The Japanese Lover(73)
Since lovemaking between them was so infrequent as to be almost nonexistent, Alma imagined her husband must have had other women, because the idea that he lived a life of chastity was absurd; Nathaniel however had respected the agreement to be discreet and avoid humiliating her. For her part, Alma had allowed herself a few flings on her travels, where opportunities always arose. It was a matter of giving a signal, and generally finding it was accepted, and yet these moments of release not only gave her less pleasure than she hoped but left her confused. She was of an age to enjoy an active sex life, she thought, and that was as important for her well-being and health as exercise and a balanced diet: she shouldn’t let her body dry up. But considered like that, sexuality became just another chore rather than a gift for the senses. For her, eroticism needed time and trust, which were not easy to come by in a night of fake or stiffly awkward romance with someone she would never see again. In the midst of the sexual revolution, in the time of free love, when in California couples were swapped and half the world slept with the other half, Alma still could not get Ichimei out of her mind. She asked herself more than once if this was not simply an excuse to disguise her frigidity, but when at last she encountered Ichimei once more she no longer posed herself that question, nor sought comfort in the arms of strangers.
September 12, 1978
You explained to me that inspiration is born of stillness, and creativity comes from movement. Painting is movement, Alma: that’s why I like your recent designs so much. They seem effortless, although I know how much stillness is needed to control the brush as you do. I especially like your autumn trees, gracefully letting their leaves fall. That is how I would like to shed my own leaves in this autumn of life, easily and elegantly. Why be so attached to what we are bound to lose anyway? I suppose I mean youth, which has been so present in our conversations. On Thursday I prepared a bath for you with the salts and seaweed I was sent from Japan.
Ichi
SAMUEL MENDEL
Alma and Samuel Mendel met up in Paris in spring 1967. For Alma it was the penultimate stage in a two-month journey to Kyoto, where she studied sumi-e painting, using obsidian ink on white paper, under the strict supervision of a master calligrapher who made her repeat the same line a thousand times over until she achieved the perfect combination of lightness and strength. Only then could she move on to the next stroke. She had been to Japan a number of times. The country fascinated her, above all Kyoto and some of the local mountain villages, where she found traces of Ichimei everywhere. The free, fluid lines of sumi-e, painted with the brush held vertically, allowed her to express herself with great economy and originality, omitting detail, focusing purely on the essential, a style Vera Neumann had already developed into birds, butterflies, flowers, and abstract drawings. By this time Vera had an international business, selling millions and employing hundreds of artists. Art galleries bore her name, and twenty thousand shops all around the world offered her clothing, as well as decorative and domestic objects. Such mass production was not Alma’s intention; she remained faithful to her choice of exclusivity. After two months of black brushstrokes, she was preparing to return to San Francisco to experiment in color.

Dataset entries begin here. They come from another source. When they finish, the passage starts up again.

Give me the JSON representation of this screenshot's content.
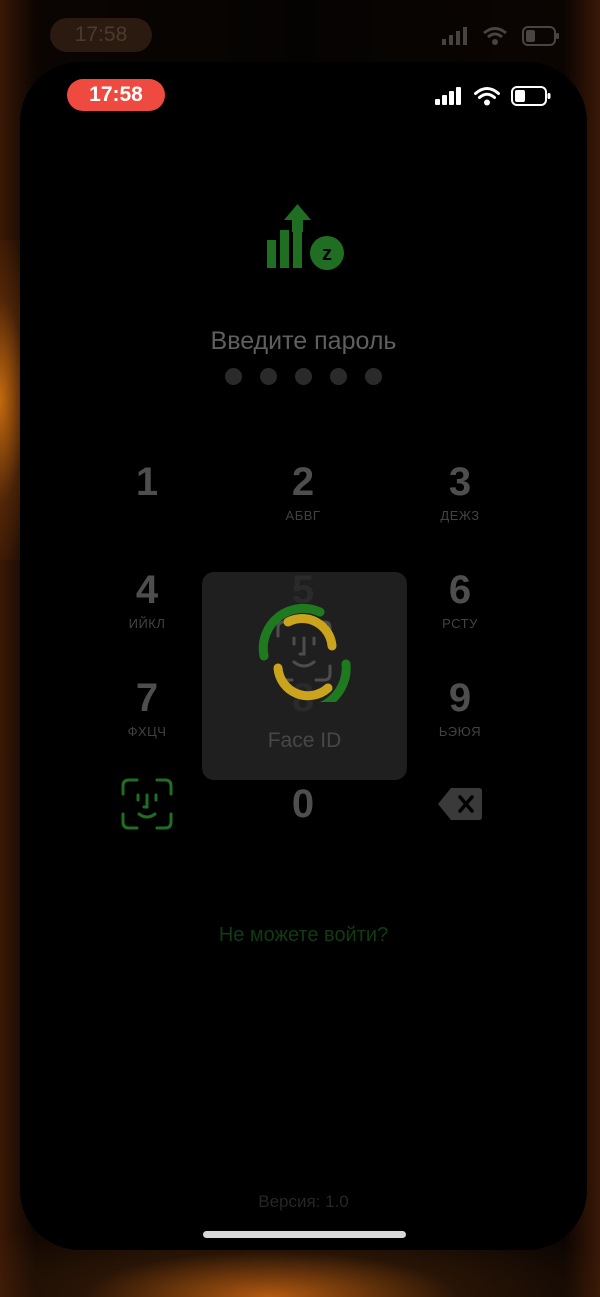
{
  "outer_status": {
    "time": "17:58"
  },
  "status_bar": {
    "time": "17:58"
  },
  "passcode": {
    "prompt": "Введите пароль",
    "dot_count": 5
  },
  "keypad": [
    {
      "number": "1",
      "letters": ""
    },
    {
      "number": "2",
      "letters": "АБВГ"
    },
    {
      "number": "3",
      "letters": "ДЕЖЗ"
    },
    {
      "number": "4",
      "letters": "ИЙКЛ"
    },
    {
      "number": "5",
      "letters": ""
    },
    {
      "number": "6",
      "letters": "РСТУ"
    },
    {
      "number": "7",
      "letters": "ФХЦЧ"
    },
    {
      "number": "8",
      "letters": ""
    },
    {
      "number": "9",
      "letters": "ЬЭЮЯ"
    },
    {
      "number": "0",
      "letters": ""
    }
  ],
  "faceid_overlay": {
    "label": "Face ID"
  },
  "links": {
    "forgot": "Не можете войти?"
  },
  "footer": {
    "version": "Версия: 1.0"
  },
  "colors": {
    "brand_green": "#1f6e22",
    "brand_yellow": "#c9a41c",
    "recording_red": "#ef4a40"
  },
  "icons": {
    "logo": "app-logo-chart-arrow-z",
    "biometric_button": "face-id-icon",
    "delete_button": "backspace-icon",
    "signal": "cellular-signal-icon",
    "wifi": "wifi-icon",
    "battery": "battery-icon"
  }
}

It was the first time her brother, Samuel, had returned to Paris since the war. In her voluminous baggage, Alma carried a trunk containing her scrolled drawings and hundreds of slides of calligraphy and painting to act as inspiration. Samuel’s luggage was minimal. He arrived from Israel wearing camouflage pants, a leather jacket, and army boots, together with a small knapsack containing two changes of clothes. Even at the age of forty-five he went on living like a soldier, with his shaven head and a complexion so toughened by the sun it was as hard as leather. For both brother and sister this was an excursion into the past. They had cultivated their friendship over a period of time thanks to the frequent exchange of letters they found themselves inspired to write. Alma had practice from childhood, when she used to completely confide her thoughts to her diary. Samuel, however taciturn and suspicious in person, was often voluble and friendly on the page.
In Paris they rented a car and Samuel drove to the village where he had died for the first time, guided by Alma, who had never forgotten the route she had taken with her aunt and uncle in the 1950s. Since then Europe had risen from the ashes, and it was hard to recognize the place, once a mass of ruins and rubble, now completely rebuilt and surrounded by vineyards and lavender fields, glorious in this most beautifully radiant season of the year. Even the cemetery was enjoying a new prosperity, with marble angels and headstones, wrought-iron crucifixes and railings, shady trees and sparrows, doves, and silence. The caretaker, a friendly young woman, led them along narrow paths between the graves searching for the memorial plaque placed there by the Belascos many years before. It was still intact: Samuel Mendel, 1922–1944, pilot in the Royal Air Force. Below it was a smaller plaque, also made of bronze: Died in combat for France and freedom. Samuel removed his beret and scratched his head with amusement.
“The metal looks newly polished.”
“My grandfather cleans and maintains the soldiers’ graves,” the caretaker said. “He put the second plaque there. You know, my grandfather was in the Resistance.”
“I don’t believe it! What’s his name?”
“Clotaire Martineaux.”
“I’m afraid I didn’t know him,” Samuel replied.